Clinton and Gore did not really fit into either category. They were not really weak on defense in the same sense as these other men. However, they also really never got around to updating Cold War Liberalism and making it relevant to the post-Cold War world and the age of terrorism.
It did not have to be this way. The Democratic Party came to several forks in the road where it could have taken another way. In 1976, Senator Henry M. Jackson ran as an undiluted Cold War Liberal. Scoop Jackson embraced a tough defense and foreign policy, and he was a fierce anti-Communist and advocate of human rights, as well as being a latter-day New Dealer. Jackson was pro-Civil Rights and pro-Labor, a true Liberal. He believed that the American Labor Movement could be a force for democracy in a troubled world. Unfortunately, at least from my perspective, Scoop Jackson lost the 1976 nomination to Jimmy Carter, who briefly considered making Paul Nitze his Secretary of State. However, instead of going that route, Mr. Carter made Cyrus Vance his Secretary of State, Paul Warnke his Arms Control Negotiator and Harold Brown his Secretary of Defense. The rest was history, as they say. In 1980, Ronald Reagan, not Jimmy Carter, was quoting FDR, Harry Truman and John Kennedy. How devastating to us who still believed the dream ...
Joe Lieberman made a feeble effort at reviving the Truman foreign policy traditions, but failed miserably. Yes, I admire Lieberman despite disagreeing with him on the advisability of invading Iraq. We will now see what Evan Bayh can do. Bayh had best start assembling the best talent he can and amassing a war chest. It is too bad he does not have the magnetism to be the McCain of the Democratic Party.
Greg -- You might also wish to mention the passing of Sol Linowitz. He was 91. Linowitz was an Alliance for Progress official in the 1960s, helped negotiate the Panama Canal Treaties with Omar Torrijos, and also had a hand in hammering out the Camp David Peace Accords.
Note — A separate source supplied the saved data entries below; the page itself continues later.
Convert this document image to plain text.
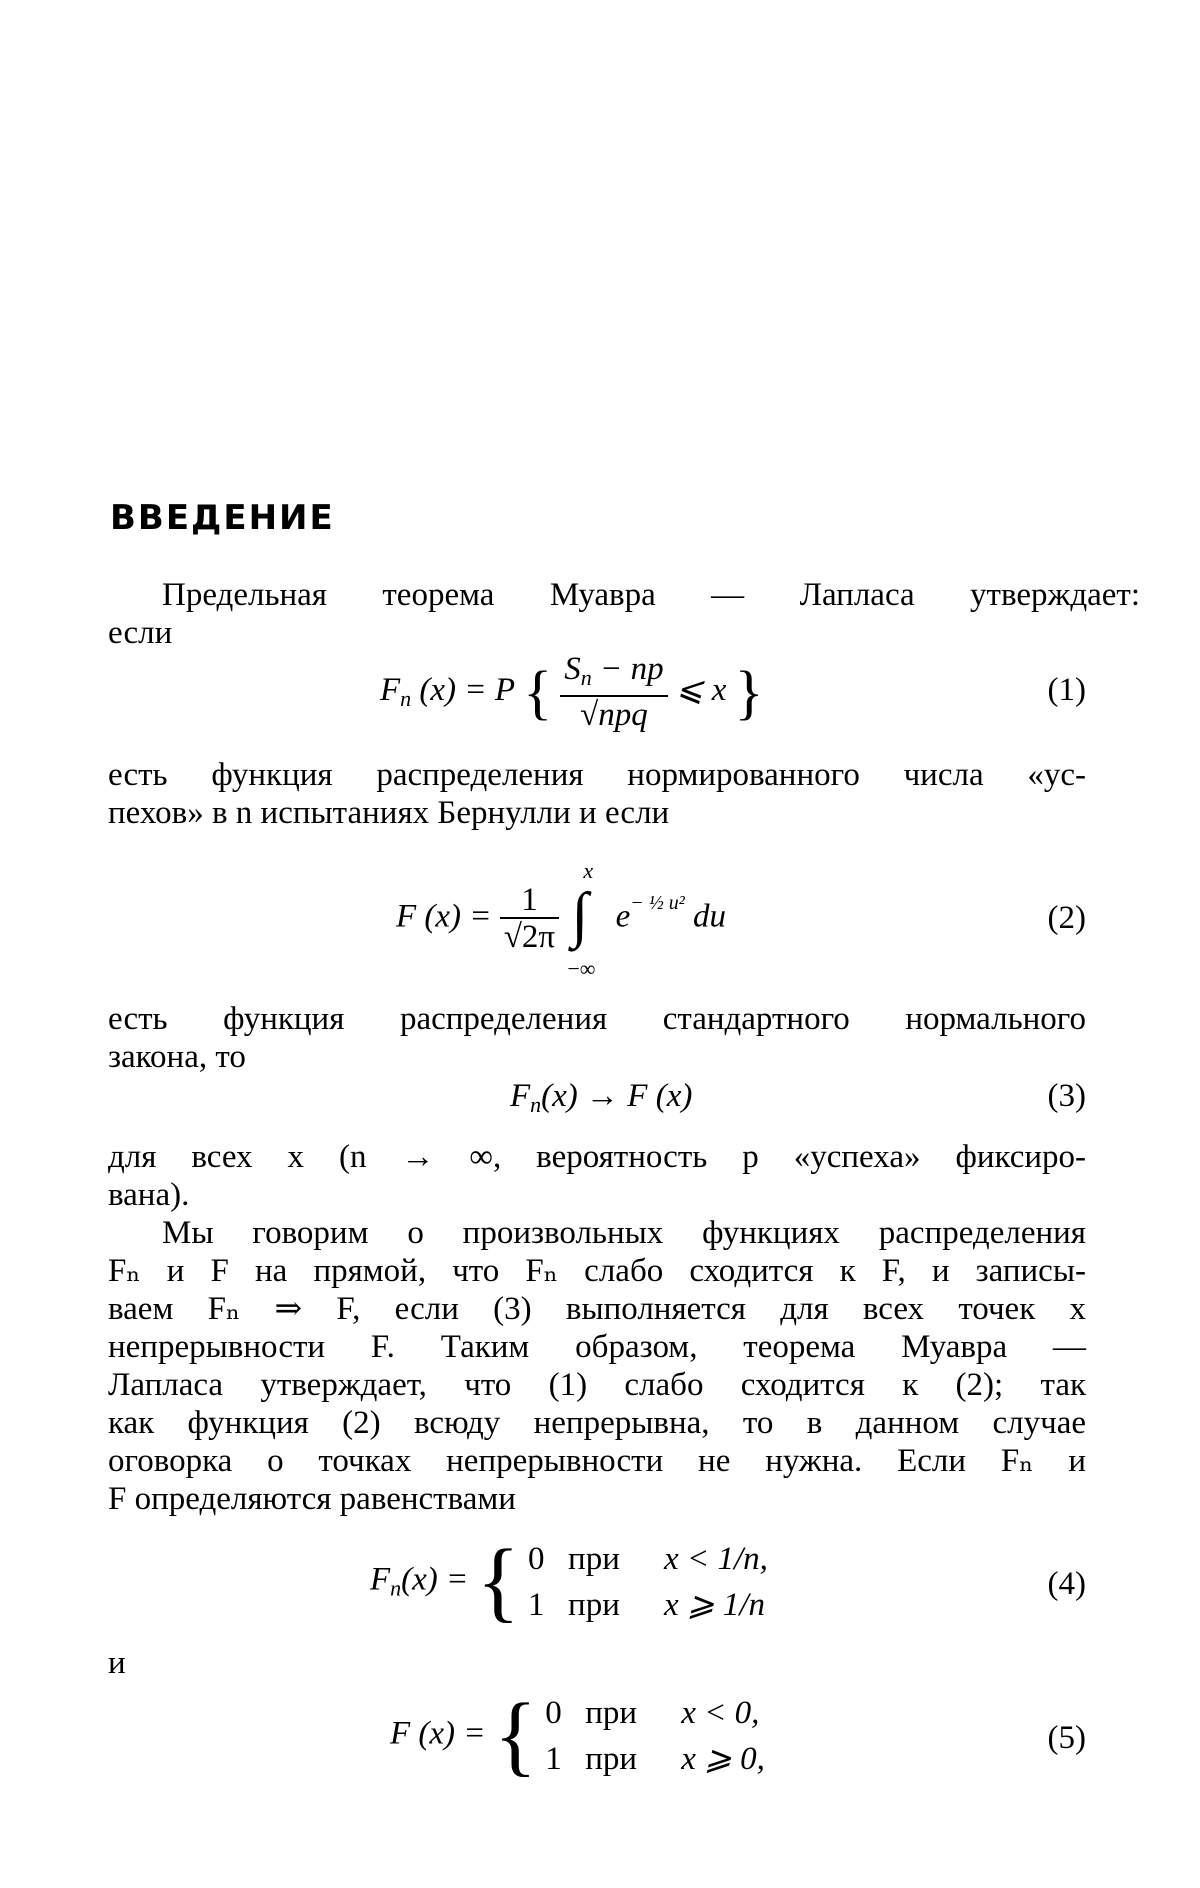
ВВЕДЕНИЕ
Предельная теорема Муавра — Лапласа утверждает:
если
$F_n$ (x) = P { $\frac{S_n - np}{\text{√npq}}$ ⩽ x }	(1)
есть функция распределения нормированного числа «ус-
пехов» в n испытаниях Бернулли и если
F $(x) = \frac{1}{√2\pi}$

x
∫
−∞
$e^{- \frac{1}{2} u^2}$ du	(2)
есть функция распределения стандартного нормального
закона, то
$F_n(x) \to F$ (x)	(3)
для всех x (n → ∞, вероятность p «успеха» фиксиро-
вана).
Мы говорим о произвольных функциях распределения
Fₙ и F на прямой, что Fₙ слабо сходится к F, и записы-
ваем Fₙ ⇒ F, если (3) выполняется для всех точек x
непрерывности F. Таким образом, теорема Муавра —
Лапласа утверждает, что (1) слабо сходится к (2); так
как функция (2) всюду непрерывна, то в данном случае
оговорка о точках непрерывности не нужна. Если Fₙ и
F определяются равенствами
$F_n(x)$ = { 0 при x < 1/n,
1 при x ⩾ 1/n
(4)
и
F (x) = { 0 при x < 0,
1 при x ⩾ 0,
(5)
I will certainly acknowledge that the Panama and Camp David treaties were among the high-points of the Carter Administration.
In latin America as eslwhere the protection of our resources must be a major concern to us (the USA) Since the main threat to our interests is indigenous we should realize that "harsh government measures of repression, police repression by local government should cause us no quams as long as the results are on balance favorable to our purposes"
This quote shows how Kennan wa a despicable man who favoured dictatorships all over south America as long as the USA's interests were protected. He di9d not care about the welfare of the people only about the investors in the USA.